The accelerated review of potential COVID-19 treatments and vaccines is supported by the
COVID-19 EMA pandemic Task Force (COVID-ETF), which will advise the Scientific Advice Working Party (SAWP) and the Committee for Human Medicinal Products (CHMP) on co-ordination of activities related to the development, authorisation and safety monitoring of COVID-19-related medicines.


In this regard, specific rapid procedures have been established for both new products and products already authorised in other conditions.
The overview of these procedures, intended as procedural guide for developers, complements other documents published under the guidance for medicine developers and companies on COVID-19 and the respective guidance provided for regular procedures (research and development and marketing authorisation).


While acknowledging the importance of such adjustments during the COVID-19 public health emergency, EMA Executive Director Guido Rasi noted that “the rapid approval of therapeutics and vaccines will only be possible if applications are supported by robust and sound scientific evidence that allows the EMA to conclude on a positive benefit-risk balance for these products.”

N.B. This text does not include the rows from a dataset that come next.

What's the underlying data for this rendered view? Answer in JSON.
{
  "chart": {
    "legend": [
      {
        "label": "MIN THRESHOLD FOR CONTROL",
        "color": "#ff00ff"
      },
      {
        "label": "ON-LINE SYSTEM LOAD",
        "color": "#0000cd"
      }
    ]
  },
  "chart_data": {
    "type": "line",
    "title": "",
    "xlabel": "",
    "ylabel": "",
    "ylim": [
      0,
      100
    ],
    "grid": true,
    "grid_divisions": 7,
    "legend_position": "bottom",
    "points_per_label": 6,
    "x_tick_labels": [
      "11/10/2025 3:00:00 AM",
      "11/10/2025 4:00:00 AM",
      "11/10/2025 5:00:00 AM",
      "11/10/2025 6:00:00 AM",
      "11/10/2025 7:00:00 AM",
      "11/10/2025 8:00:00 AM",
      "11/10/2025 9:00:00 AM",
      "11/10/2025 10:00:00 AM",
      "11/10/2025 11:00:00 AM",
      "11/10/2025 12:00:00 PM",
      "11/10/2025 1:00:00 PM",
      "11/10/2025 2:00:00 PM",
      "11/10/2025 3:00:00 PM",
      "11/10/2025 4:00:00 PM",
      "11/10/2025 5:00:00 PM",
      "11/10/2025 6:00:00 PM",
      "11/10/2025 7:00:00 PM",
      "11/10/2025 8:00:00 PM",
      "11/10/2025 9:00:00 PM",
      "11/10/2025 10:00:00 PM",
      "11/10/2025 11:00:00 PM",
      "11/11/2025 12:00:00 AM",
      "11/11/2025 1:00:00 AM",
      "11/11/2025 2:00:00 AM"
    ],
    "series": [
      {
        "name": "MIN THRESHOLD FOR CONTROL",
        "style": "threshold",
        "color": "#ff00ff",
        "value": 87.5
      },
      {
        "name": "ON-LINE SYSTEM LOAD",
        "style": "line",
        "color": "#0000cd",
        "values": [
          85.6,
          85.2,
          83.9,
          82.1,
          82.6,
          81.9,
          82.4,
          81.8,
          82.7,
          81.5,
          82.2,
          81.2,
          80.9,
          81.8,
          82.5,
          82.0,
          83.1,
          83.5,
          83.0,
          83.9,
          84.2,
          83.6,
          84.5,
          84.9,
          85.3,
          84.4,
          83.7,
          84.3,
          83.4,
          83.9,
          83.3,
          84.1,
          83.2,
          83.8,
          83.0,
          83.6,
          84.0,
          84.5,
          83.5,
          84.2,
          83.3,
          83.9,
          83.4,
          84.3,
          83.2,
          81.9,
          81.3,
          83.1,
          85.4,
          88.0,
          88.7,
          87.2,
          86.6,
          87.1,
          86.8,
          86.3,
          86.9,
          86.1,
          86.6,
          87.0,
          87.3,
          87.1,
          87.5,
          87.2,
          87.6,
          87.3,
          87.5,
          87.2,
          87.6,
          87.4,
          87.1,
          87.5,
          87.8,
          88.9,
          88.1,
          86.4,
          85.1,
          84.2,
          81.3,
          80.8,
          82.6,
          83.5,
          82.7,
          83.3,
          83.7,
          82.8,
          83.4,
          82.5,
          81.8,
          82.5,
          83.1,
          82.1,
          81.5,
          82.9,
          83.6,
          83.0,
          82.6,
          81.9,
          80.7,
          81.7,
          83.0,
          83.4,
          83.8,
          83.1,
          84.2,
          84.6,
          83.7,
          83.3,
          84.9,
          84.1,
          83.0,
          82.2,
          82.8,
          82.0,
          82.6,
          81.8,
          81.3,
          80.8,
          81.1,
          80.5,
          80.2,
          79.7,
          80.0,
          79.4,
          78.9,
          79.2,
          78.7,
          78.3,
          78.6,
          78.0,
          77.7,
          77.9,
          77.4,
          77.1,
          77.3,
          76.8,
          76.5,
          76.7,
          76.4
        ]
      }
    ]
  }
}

The overview of EMA’s rapid formal review procedures related to COVID
-19 includes the following:

1.Rapid scientific advice – a procedure, which follows the general principles of the regular scientific advice but is adapted to accelerate COVID-19-related research (eg with flexibility in type and extent of the briefing dossier, waiving fees for scientific advice or reduction of the procedure to 20 days instead of 40-70).

2.Rapid agreement of a paediatric investigation plan and rapid compliance check – review time is reduced to 20 days instead of up to 120 days, and compliance check in advance of a marketing authorisation application can be reduced to 4 days if necessary.

3.Rolling review – another special procedure, which allows the EMA to assess data for a promising medicine on a rolling basis, ie while development is still ongoing. There can be several rolling review cycles with each cycle normally requiring a two-week review.

4.Marketing authorisation– the applications will be treated in an expedited manner with a possibility of a rolling review.

5.Extension of indication and extension of marketing authorisation – the application of the abovementioned measures for already authorised products that are being developed (repurposed) for treatment or prevention of COVID-19.

6.Compassionate Use – while such programmes remain competence of the national authorities, EMA can provide through the CHMP recommendations for a ‘group of patients’ on a medicinal product eligible to the centralised procedure.

7. Other considerations (eg Priority medicines (PRIME) scheme).